The centerpiece, located near the back of the store, is an ellipse-shaped atrium, whose slanting walls coil outward as they rise. Rising within the atrium is an elevator with an exposed structural frame, a homage to Chicago’s tradition of structurally expressive architecture. Crisscrossing escalators are deftly tucked behind the big open space.

Initially, the store’s first floor seems little different from its counterparts in suburban malls. Another quibble: The atrium could have been bigger, revealing more of the dome above. But a tour reveals that Harb and his clients have shown considerable sensitivity to the original Medinah.

Around the perimeter of the upper floors, openings keep the floor structure from bumping awkwardly into the temple’s restored stained-glass windows. Plates and other merchandise are arranged to open see-through views of the windows and even echo their symmetry. Aisles are based on the old building’s curving geometry.

Keeping Medinah alive

The interior is at once daring and respectful, free for the most part of superficial stylistic gestures to the former theater and energized by an edgy contrast between old and new. There is just enough of the old Medinah to keep its memory alive while the store carries out its chief mission — driving customers to the merchandise.

The lone literal gesture to the old theater comes in the void of the proscenium arch, now covered by a silvery synthetic curtain and lit by theatrical footlights. One wonders if there was a more creative approach.
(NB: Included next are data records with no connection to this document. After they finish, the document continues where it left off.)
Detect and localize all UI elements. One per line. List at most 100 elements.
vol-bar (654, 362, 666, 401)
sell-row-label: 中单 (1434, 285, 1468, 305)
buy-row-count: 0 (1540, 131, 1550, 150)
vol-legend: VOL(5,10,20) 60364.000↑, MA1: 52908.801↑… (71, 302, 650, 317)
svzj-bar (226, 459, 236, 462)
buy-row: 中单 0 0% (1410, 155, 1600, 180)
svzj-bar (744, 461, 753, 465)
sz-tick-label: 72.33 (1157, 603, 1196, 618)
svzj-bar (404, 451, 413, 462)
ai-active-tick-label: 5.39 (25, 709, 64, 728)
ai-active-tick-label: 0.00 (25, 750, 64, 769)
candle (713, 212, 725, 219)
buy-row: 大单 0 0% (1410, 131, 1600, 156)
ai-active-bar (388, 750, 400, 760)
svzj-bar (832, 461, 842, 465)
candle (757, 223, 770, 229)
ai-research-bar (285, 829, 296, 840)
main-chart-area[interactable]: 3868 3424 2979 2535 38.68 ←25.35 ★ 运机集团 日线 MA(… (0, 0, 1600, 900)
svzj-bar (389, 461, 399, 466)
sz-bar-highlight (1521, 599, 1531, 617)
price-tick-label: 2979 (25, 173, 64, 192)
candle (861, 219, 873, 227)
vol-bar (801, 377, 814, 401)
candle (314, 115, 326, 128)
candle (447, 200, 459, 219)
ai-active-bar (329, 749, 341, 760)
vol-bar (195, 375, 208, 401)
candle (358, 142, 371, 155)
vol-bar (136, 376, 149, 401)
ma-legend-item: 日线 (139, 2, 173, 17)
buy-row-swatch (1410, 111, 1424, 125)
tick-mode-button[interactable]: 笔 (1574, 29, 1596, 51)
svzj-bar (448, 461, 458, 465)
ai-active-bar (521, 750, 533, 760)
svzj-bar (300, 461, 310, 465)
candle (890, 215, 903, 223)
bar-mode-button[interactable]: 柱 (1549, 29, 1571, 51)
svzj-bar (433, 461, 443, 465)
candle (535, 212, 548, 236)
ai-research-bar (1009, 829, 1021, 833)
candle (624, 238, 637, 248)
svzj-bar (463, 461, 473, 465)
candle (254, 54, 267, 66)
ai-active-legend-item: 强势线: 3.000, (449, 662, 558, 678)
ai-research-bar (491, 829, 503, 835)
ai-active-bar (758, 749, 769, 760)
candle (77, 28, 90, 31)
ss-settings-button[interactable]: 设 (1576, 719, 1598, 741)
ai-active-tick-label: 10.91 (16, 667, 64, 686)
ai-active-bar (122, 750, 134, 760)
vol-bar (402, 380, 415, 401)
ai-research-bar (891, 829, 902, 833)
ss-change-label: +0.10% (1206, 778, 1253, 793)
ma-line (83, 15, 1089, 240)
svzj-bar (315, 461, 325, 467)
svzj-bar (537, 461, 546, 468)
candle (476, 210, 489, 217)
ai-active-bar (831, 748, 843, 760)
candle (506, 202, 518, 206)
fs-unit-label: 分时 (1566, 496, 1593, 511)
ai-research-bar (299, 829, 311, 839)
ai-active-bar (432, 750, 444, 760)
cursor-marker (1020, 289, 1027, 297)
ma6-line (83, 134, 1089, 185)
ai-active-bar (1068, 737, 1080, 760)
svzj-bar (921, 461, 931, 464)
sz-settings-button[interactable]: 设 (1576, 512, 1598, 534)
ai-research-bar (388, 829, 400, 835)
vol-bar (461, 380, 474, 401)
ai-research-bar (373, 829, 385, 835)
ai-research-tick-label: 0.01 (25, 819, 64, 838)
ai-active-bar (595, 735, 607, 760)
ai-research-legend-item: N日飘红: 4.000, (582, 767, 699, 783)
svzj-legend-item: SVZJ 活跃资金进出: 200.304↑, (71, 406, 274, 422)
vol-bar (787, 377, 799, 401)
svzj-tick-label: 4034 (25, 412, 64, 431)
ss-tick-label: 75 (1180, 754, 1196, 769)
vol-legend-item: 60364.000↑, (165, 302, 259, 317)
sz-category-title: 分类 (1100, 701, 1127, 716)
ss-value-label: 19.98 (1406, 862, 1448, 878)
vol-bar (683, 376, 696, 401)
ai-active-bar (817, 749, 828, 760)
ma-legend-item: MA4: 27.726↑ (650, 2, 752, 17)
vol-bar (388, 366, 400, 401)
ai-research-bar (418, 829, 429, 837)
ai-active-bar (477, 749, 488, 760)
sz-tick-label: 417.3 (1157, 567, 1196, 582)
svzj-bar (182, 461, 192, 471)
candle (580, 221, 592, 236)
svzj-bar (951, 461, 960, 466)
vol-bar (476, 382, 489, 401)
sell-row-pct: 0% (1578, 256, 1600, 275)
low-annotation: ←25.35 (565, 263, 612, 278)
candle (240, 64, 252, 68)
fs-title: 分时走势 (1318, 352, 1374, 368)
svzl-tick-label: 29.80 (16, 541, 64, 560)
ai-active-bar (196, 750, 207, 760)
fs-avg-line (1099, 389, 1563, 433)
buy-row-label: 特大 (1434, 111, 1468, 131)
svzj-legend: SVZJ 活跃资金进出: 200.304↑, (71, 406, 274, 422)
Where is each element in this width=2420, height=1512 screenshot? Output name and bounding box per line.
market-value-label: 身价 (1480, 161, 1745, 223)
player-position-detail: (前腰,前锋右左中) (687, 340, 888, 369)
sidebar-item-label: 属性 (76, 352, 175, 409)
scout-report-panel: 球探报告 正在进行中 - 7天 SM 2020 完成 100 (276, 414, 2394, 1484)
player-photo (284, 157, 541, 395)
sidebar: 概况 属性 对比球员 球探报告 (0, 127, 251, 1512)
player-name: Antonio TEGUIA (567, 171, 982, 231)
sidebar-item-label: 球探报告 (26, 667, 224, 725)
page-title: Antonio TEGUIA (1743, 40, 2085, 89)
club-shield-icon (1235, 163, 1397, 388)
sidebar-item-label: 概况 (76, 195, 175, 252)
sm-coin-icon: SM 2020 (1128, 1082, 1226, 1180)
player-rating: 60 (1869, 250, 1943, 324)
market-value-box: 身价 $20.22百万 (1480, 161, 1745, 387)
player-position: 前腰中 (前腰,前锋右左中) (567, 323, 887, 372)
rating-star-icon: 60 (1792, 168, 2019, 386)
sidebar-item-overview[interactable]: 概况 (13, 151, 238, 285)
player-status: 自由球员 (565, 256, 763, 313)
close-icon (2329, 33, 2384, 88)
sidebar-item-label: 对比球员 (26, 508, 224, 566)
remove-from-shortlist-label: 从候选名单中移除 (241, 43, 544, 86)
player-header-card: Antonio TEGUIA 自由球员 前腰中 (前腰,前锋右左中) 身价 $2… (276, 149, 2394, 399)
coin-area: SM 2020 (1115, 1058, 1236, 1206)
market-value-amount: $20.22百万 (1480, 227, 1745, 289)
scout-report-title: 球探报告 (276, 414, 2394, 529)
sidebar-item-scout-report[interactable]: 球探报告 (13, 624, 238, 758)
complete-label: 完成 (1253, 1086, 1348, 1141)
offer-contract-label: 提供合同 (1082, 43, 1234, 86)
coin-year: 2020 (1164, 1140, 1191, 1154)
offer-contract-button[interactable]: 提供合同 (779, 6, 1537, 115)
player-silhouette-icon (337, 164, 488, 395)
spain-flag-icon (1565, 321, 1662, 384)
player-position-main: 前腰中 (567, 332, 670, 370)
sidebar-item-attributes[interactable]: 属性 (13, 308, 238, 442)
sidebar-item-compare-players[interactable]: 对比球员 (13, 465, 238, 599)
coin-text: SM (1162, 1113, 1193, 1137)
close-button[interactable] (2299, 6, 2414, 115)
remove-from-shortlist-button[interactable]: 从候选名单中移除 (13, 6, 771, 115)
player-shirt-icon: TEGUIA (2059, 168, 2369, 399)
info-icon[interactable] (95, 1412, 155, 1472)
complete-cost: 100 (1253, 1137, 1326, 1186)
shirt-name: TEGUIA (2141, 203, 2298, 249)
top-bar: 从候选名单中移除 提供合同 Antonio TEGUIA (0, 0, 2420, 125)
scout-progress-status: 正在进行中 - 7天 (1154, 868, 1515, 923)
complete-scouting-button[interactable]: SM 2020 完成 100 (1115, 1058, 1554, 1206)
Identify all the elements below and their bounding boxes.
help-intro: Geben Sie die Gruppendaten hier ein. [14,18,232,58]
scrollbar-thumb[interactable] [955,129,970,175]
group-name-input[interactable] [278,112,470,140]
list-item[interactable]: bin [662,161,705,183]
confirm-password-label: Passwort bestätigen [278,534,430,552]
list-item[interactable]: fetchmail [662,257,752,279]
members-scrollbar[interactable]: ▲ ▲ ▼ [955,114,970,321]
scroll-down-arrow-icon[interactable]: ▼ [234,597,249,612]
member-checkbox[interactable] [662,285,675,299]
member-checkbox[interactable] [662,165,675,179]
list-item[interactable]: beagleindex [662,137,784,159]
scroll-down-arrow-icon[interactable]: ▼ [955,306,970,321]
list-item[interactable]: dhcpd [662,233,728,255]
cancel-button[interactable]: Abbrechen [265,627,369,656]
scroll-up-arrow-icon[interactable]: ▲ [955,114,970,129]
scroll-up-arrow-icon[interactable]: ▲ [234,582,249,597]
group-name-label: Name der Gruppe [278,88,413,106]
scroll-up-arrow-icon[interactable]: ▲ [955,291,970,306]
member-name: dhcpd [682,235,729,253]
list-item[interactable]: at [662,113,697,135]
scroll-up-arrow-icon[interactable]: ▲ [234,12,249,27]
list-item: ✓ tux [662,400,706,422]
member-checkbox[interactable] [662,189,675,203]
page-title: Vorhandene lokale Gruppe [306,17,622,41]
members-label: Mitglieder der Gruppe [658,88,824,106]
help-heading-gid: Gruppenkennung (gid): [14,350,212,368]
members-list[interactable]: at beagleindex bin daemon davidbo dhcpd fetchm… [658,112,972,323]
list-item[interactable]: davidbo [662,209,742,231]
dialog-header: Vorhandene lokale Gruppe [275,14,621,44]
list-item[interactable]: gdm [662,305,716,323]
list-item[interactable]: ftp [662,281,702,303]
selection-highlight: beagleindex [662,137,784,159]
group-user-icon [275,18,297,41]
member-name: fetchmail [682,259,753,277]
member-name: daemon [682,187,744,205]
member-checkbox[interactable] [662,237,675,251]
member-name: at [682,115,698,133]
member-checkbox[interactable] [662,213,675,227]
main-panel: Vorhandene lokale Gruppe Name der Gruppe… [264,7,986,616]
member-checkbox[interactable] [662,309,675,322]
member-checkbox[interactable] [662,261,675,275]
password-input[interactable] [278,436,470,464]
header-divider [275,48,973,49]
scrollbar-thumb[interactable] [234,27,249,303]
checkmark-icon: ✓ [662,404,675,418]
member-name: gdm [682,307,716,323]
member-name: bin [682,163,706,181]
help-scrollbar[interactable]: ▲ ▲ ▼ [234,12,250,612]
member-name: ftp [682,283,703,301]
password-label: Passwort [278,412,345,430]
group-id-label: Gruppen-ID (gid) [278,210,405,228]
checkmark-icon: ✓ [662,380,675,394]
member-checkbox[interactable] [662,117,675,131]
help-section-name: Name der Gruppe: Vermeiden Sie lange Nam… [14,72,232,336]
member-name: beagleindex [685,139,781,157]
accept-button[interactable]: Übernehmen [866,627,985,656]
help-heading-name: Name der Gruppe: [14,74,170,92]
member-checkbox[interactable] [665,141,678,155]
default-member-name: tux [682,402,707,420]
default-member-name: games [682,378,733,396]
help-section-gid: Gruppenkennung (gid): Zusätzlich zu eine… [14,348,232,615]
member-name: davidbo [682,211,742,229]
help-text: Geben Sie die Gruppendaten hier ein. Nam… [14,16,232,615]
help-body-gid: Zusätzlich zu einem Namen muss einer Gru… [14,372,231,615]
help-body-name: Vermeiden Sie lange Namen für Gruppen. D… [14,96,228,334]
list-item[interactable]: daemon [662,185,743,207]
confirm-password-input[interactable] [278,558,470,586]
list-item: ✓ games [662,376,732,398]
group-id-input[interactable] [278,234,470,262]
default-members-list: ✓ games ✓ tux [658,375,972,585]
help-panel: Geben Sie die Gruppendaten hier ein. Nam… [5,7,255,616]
A more fundamental weakness comes in the colors chosen for the historic portions of the interior: a neutral palette of white, off-white, silver and celery green. The colors are designed to accentuate the temple’s architectural ornament while keeping the decoration from overwhelming the interior. Yet they tame the multicolored oomph that makes the exterior such a knockout, softening rather than sharpening the contrast between old and new.

Too bad, but as they say in the preservation community, the colors are “reversible” — they can be changed someday because the historic features remain intact. For now, there’s a victory to celebrate: The Medinah Temple is saved, and, amid the glum new high-rises of River North, a small patch of the cityscape is the better — and the brighter — for it.